Artificial Intelligence (AI) is the most important modern technique in the scientific study since the adoption of quantum mechanics and provides promising findings in a wide variety of fields of science and technology. The international team of researchers, including Professor Roberto Morandotti of the Institut National de la Recherche Scientifique (INRS), has just unveiled a new photonic processor that could revolutionize artificial intelligence, as stated by the prestigious journal Nature.
An international team of researchers introduced a new photonic processor that could revolutionize artificial intelligence. Artificial neural networks, layers of interconnected artificial neurons, are of great interest in machine learning tasks such as speech recognition and medical diagnosis.
Lightmatter is a startup that is trying to improve the way all the programming is done—and not in a small way. Artificial neural networks, layers of entangled artificial neurons, are of significant importance to machine learning activities such as speech recognition and medical diagnosis. In fact, electronic computer hardware is approaching the limits of its capability, and the need for greater computing capacity is gradually rising.

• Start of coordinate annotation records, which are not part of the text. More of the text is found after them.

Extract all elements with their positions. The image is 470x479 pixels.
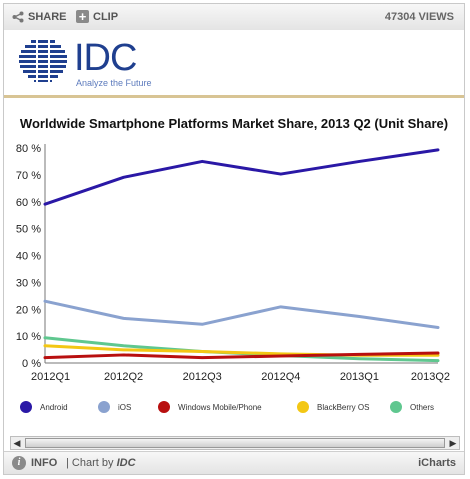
x-tick-label: 2013Q2 xyxy=(411,371,450,383)
view-count: 47304 VIEWS xyxy=(384,11,454,23)
y-tick-label: 10 % xyxy=(16,331,41,343)
y-tick-label: 0 % xyxy=(22,358,41,370)
share-button[interactable]: SHARE xyxy=(28,11,67,23)
chart-by-credit: | Chart by IDC xyxy=(66,457,136,469)
chart-title: Worldwide Smartphone Platforms Market Sh… xyxy=(19,116,449,131)
y-tick-label: 50 % xyxy=(16,224,41,236)
clip-button[interactable]: CLIP xyxy=(93,11,119,23)
logo-divider xyxy=(4,95,464,98)
y-tick-label: 20 % xyxy=(16,304,41,316)
logo-band: IDC Analyze the Future xyxy=(4,30,464,98)
x-tick-label: 2012Q2 xyxy=(104,371,143,383)
series-line-windows-mobile-phone xyxy=(43,351,440,360)
logo-tagline: Analyze the Future xyxy=(76,78,152,88)
scroll-right-arrow-icon[interactable]: ▶ xyxy=(449,438,457,448)
chart-by-prefix: | Chart by xyxy=(66,457,114,469)
horizontal-scrollbar[interactable]: ◀ ▶ xyxy=(10,436,460,450)
legend-label-others: Others xyxy=(410,403,434,412)
legend-marker-windows-mobile-phone xyxy=(158,401,170,413)
legend-label-android: Android xyxy=(40,403,68,412)
y-tick-label: 70 % xyxy=(16,170,41,182)
legend-label-ios: iOS xyxy=(118,403,131,412)
legend-label-blackberry-os: BlackBerry OS xyxy=(317,403,369,412)
y-tick-label: 30 % xyxy=(16,277,41,289)
y-tick-label: 40 % xyxy=(16,251,41,263)
scroll-left-arrow-icon[interactable]: ◀ xyxy=(13,438,21,448)
legend-marker-ios xyxy=(98,401,110,413)
scrollbar-thumb[interactable] xyxy=(25,438,445,448)
chart-by-brand: IDC xyxy=(116,457,136,469)
info-icon[interactable]: i xyxy=(12,456,26,470)
y-tick-label: 80 % xyxy=(16,143,41,155)
legend-marker-others xyxy=(390,401,402,413)
info-button[interactable]: INFO xyxy=(31,457,58,469)
series-line-android xyxy=(43,148,440,206)
x-tick-label: 2013Q1 xyxy=(340,371,379,383)
y-tick-label: 60 % xyxy=(16,197,41,209)
top-toolbar: SHARE + CLIP 47304 VIEWS xyxy=(4,4,464,31)
legend-marker-blackberry-os xyxy=(297,401,309,413)
legend-label-windows-mobile-phone: Windows Mobile/Phone xyxy=(178,403,262,412)
chart-widget: SHARE + CLIP 47304 VIEWS IDC Analyze the… xyxy=(3,3,465,475)
globe-logo-icon xyxy=(19,39,67,83)
plus-icon[interactable]: + xyxy=(76,10,89,23)
series-line-ios xyxy=(43,299,440,330)
share-icon[interactable] xyxy=(12,11,24,23)
bottom-bar: i INFO | Chart by IDC iCharts xyxy=(4,451,464,474)
line-chart: 0 % 10 % 20 % 30 % 40 % 50 % 60 % 70 % 80 % 2012Q… xyxy=(16,143,450,413)
legend-marker-android xyxy=(20,401,32,413)
x-tick-label: 2012Q1 xyxy=(31,371,70,383)
icharts-link[interactable]: iCharts xyxy=(418,457,456,469)
x-tick-label: 2012Q3 xyxy=(183,371,222,383)
logo-wordmark: IDC xyxy=(74,37,137,79)
x-tick-label: 2012Q4 xyxy=(261,371,300,383)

Researchers switched to photons instead of electrons to bring information at the speed of light. In fact, not only can photons process information much faster than electrons, but they are the backbone of the modern Internet, where it is necessary to escape the so-called electronic bottleneck (conversion of an optical signal into an electronic signal, and vice versa).
Increased Computing Speed
The proposed optical neural network is capable of detecting and manipulating large-scale data and images at ultra-high computational speeds of more than 10 trillion operations per second. Professor Morandotti, a pioneer in integrated photonics, discusses how an optical frequency comb, a light source with several evenly spaced frequency modes, was integrated into a computer chip and used as an effective source for optical computation. At the base of all that AI and machine learning is, like most computing operations, a lot of math (hence the name computing). A general-purpose computer can do any of that math, but for complex problems, it has to break it down into a series of smaller ones and perform them sequentially.
This system performs a method of matrix-vector multiplication known as an image processing convolution. It shows positive results for real-time massive data machine learning activities, such as recognition of faces in cameras or identification of pathologies in clinical scanning applications. Their solution is flexible and adaptable to far more complex networks for challenging applications such as autonomous vehicles and real-time video detection, enabling complete convergence of the up-and-coming Internet of Things in the not-so-distant future.
The challenge is that as demand grows for AI-based goods, these measurements need to be completed more and more rapidly, but we are approaching the limits of how quickly and effectively they can be rendered and relayed back to the customer. So while the computing infrastructure that has existed for decades is not going anywhere, there are promising options on the horizon for certain niches.